Plaintiff does not specify when Segreti was promoted. To the extent that Segreti's promotion occurred between April 12, 2019 and July 11, 2019, it may be relied on as a predicate to Plaintiff's seventh cause of action.
ii. Emotional Distress
Finally, Plaintiff's notice of claim adequately pleaded a claim for negligent and/or intentional infliction of emotional distress. Plaintiff not only claimed emotional distress damages but alleged in great detail the emotional distress that he suffered because of discriminatory conduct (NYSCEF Doc No. 35 at 3, 9; see Rodriguez, 90 A.D.3d at 552; Vaynshelbaum, 140 A.D.3d at 407 ["Plaintiffs were not required to use the word "intentional" to give notice of their legal theory of recovery, since the facts alleged provided notice of the excessive force theory"]). Plaintiff does not need to plead "a precise legal theory of recovery" and the notice of claim provided Defendants with ample information to conduct an investigation (Miller, 89 A.D.3d at 612). However, like his claim for negligent hiring and supervision, Plaintiff can only rely on those facts and events that occurred between April 12, 2019 and July 11, 2019 (Vaynshelbaum, 140 A.D.3d at 407).

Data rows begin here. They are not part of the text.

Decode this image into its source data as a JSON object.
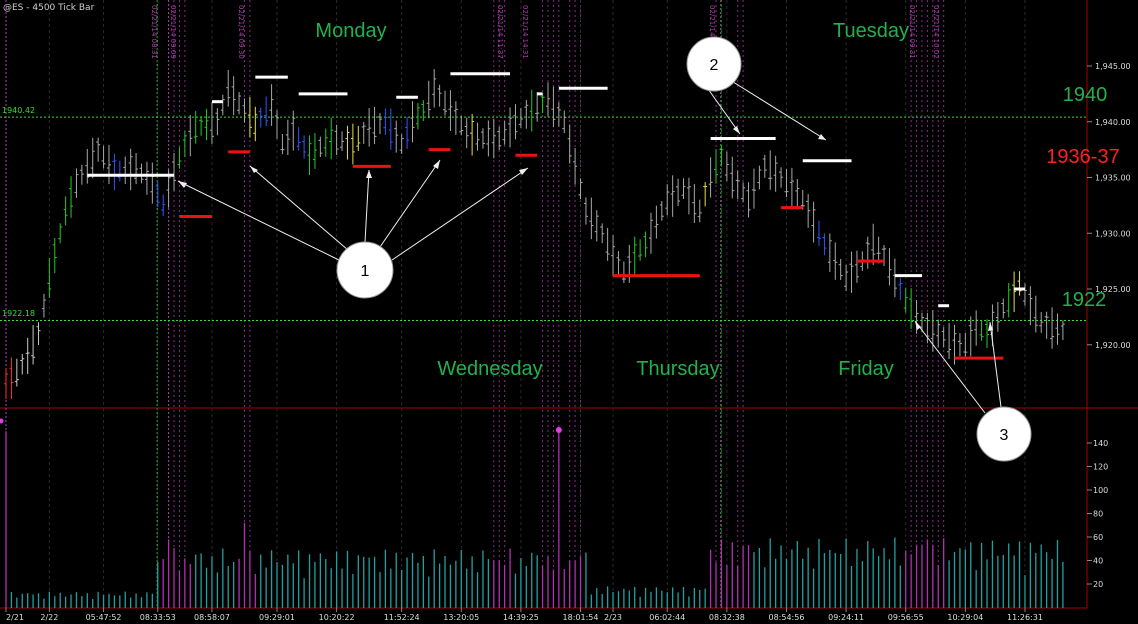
{
  "chart_data": {
    "type": "ohlc",
    "title": "@ES - 4500 Tick Bar",
    "price_axis": {
      "min": 1915,
      "max": 1950,
      "ticks": [
        "1,945.00",
        "1,940.00",
        "1,935.00",
        "1,930.00",
        "1,925.00",
        "1,920.00"
      ],
      "tick_values": [
        1945,
        1940,
        1935,
        1930,
        1925,
        1920
      ]
    },
    "volume_axis": {
      "min": 0,
      "max": 150,
      "ticks": [
        "140",
        "120",
        "100",
        "80",
        "60",
        "40",
        "20"
      ],
      "tick_values": [
        140,
        120,
        100,
        80,
        60,
        40,
        20
      ]
    },
    "x_ticks": [
      {
        "label": "2/21",
        "bar": 0
      },
      {
        "label": "2/22",
        "bar": 8
      },
      {
        "label": "05:47:52",
        "bar": 18
      },
      {
        "label": "08:33:53",
        "bar": 28
      },
      {
        "label": "08:58:07",
        "bar": 38
      },
      {
        "label": "09:29:01",
        "bar": 50
      },
      {
        "label": "10:20:22",
        "bar": 61
      },
      {
        "label": "11:52:24",
        "bar": 73
      },
      {
        "label": "13:20:05",
        "bar": 84
      },
      {
        "label": "14:39:25",
        "bar": 95
      },
      {
        "label": "18:01:54",
        "bar": 106
      },
      {
        "label": "2/23",
        "bar": 112
      },
      {
        "label": "06:02:44",
        "bar": 122
      },
      {
        "label": "08:32:38",
        "bar": 133
      },
      {
        "label": "08:54:56",
        "bar": 144
      },
      {
        "label": "09:24:11",
        "bar": 155
      },
      {
        "label": "09:56:55",
        "bar": 166
      },
      {
        "label": "10:29:04",
        "bar": 177
      },
      {
        "label": "11:26:31",
        "bar": 188
      }
    ],
    "reference_lines": [
      {
        "label": "1940.42",
        "value": 1940.42,
        "color": "#33dd33"
      },
      {
        "label": "1922.18",
        "value": 1922.18,
        "color": "#33dd33"
      }
    ],
    "right_labels": [
      {
        "text": "1940",
        "color": "#22b14c"
      },
      {
        "text": "1936-37",
        "color": "#ff2020"
      },
      {
        "text": "1922",
        "color": "#22b14c"
      }
    ],
    "day_labels": [
      "Monday",
      "Tuesday",
      "Wednesday",
      "Thursday",
      "Friday"
    ],
    "callouts": [
      "1",
      "2",
      "3"
    ],
    "resistance_levels": [
      {
        "from_bar": 15,
        "to_bar": 31,
        "value": 1935.2
      },
      {
        "from_bar": 38,
        "to_bar": 40,
        "value": 1941.8
      },
      {
        "from_bar": 46,
        "to_bar": 52,
        "value": 1944.0
      },
      {
        "from_bar": 54,
        "to_bar": 63,
        "value": 1942.5
      },
      {
        "from_bar": 72,
        "to_bar": 76,
        "value": 1942.2
      },
      {
        "from_bar": 82,
        "to_bar": 93,
        "value": 1944.3
      },
      {
        "from_bar": 98,
        "to_bar": 99,
        "value": 1942.5
      },
      {
        "from_bar": 102,
        "to_bar": 111,
        "value": 1943.0
      },
      {
        "from_bar": 130,
        "to_bar": 142,
        "value": 1938.5
      },
      {
        "from_bar": 147,
        "to_bar": 156,
        "value": 1936.5
      },
      {
        "from_bar": 164,
        "to_bar": 169,
        "value": 1926.2
      },
      {
        "from_bar": 172,
        "to_bar": 174,
        "value": 1923.5
      },
      {
        "from_bar": 186,
        "to_bar": 188,
        "value": 1925.0
      }
    ],
    "support_levels": [
      {
        "from_bar": 32,
        "to_bar": 38,
        "value": 1931.5
      },
      {
        "from_bar": 41,
        "to_bar": 45,
        "value": 1937.3
      },
      {
        "from_bar": 64,
        "to_bar": 71,
        "value": 1936.0
      },
      {
        "from_bar": 78,
        "to_bar": 82,
        "value": 1937.5
      },
      {
        "from_bar": 94,
        "to_bar": 98,
        "value": 1937.0
      },
      {
        "from_bar": 112,
        "to_bar": 128,
        "value": 1926.2
      },
      {
        "from_bar": 143,
        "to_bar": 147,
        "value": 1932.3
      },
      {
        "from_bar": 157,
        "to_bar": 162,
        "value": 1927.5
      },
      {
        "from_bar": 175,
        "to_bar": 184,
        "value": 1918.8
      }
    ],
    "volume_spikes": [
      {
        "bar": 0,
        "value": 150
      },
      {
        "bar": 30,
        "value": 58
      },
      {
        "bar": 44,
        "value": 72
      },
      {
        "bar": 102,
        "value": 150
      },
      {
        "bar": 170,
        "value": 58
      }
    ]
  }
}
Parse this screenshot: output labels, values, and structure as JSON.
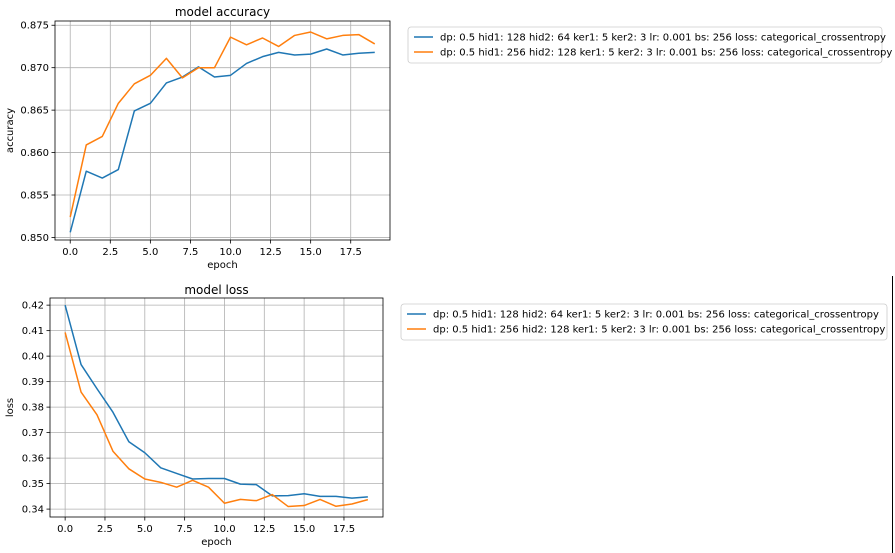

Turning to Plaintiff's amended complaint, he stated a cause of action for negligent and intentional infliction of emotional distress. "[A] breach of a duty of care resulting directly in emotional harm is compensable even though no physical injury occurred" (Brown v New York Design Ctr., Inc., 215 A.D.3d 1, 9 [1st Dept 2023]). "[T]he mental injury must be a direct, rather than a consequential result of the breach, and the claim must possess some guarantee of genuineness" (id. [internal citations omitted]). To plead a cause of action for intentional infliction of emotional distress, Plaintiff must allege facts that demonstrate: "(i) extreme and outrageous conduct, (ii) an intent to cause, or disregard of a substantial probability of causing severe emotional distress, (iii) a causal connection between the conduct and the injury, and (iv) the resultant severe emotional distress" (Howell v New York Post Co., 81 N.Y.2d 115, 121 [1993]; Murphy v Am. Home Prod. Corp., 58 N.Y.2d 293, 303 [1983]. Here, Plaintiff pleaded specific and detailed allegations describing Defendants' degrading remarks and actions over the course of several months, if not years, as well as how Defendants' purported breach caused Plaintiff's mental anguish (NYSCEF Doc No. 27, verified amended complaint ¶ 135, 136, 137, 138). Accordingly, Defendants' motion to dismiss Plaintiff's eighth cause of action is denied.
Accordingly, it is hereby
ORDERED that the motion of Defendants the City of New York, the New York City Law Department, Michael Finkelstein, Joseph Segreti, Lillian Evans, Sosimo Fabian, Fay Leoussis, Howard Eison, John Orcutt, and Muriel Goode-Trufant to dismiss the complaint herein is denied; and it is further
ORDERED that Defendants the City of New York, the New York City Law Department, Michael Finkelstein, Joseph Segreti, Lillian Evans, Sosimo Fabian, Fay Leoussis, Howard Eison, John Orcutt, and Muriel Goode-Trufant are directed to serve an answer to the complaint within 20 days after service of a copy of this order with notice of entry; and it is further
ORDERED that counsel for the moving party shall serve a copy of this order with notice of entry upon the Clerk of the Court and the Clerk of the General Clerk's Office, ORDERED that such service upon the Clerk of the Court and the Clerk of the General Clerk's Office shall be made in accordance with the procedures set forth in the Protocol on Courthouse and County Clerk Procedures for Electronically Filed Cases (accessible at the "E-Filing" page on the court's website)]; and it is further
ORDERED that the parties are directed to appear for a settlement conference in Room 320, 80 Centre Street, New York, New York on October 28, 2024 at 10:30 AM; and it is further
ORDERED that the Clerk is directed to set this matter for a preliminary conference for the first available date after the October 28, 2024 settlement conference.
This constitutes the decision and order of the court.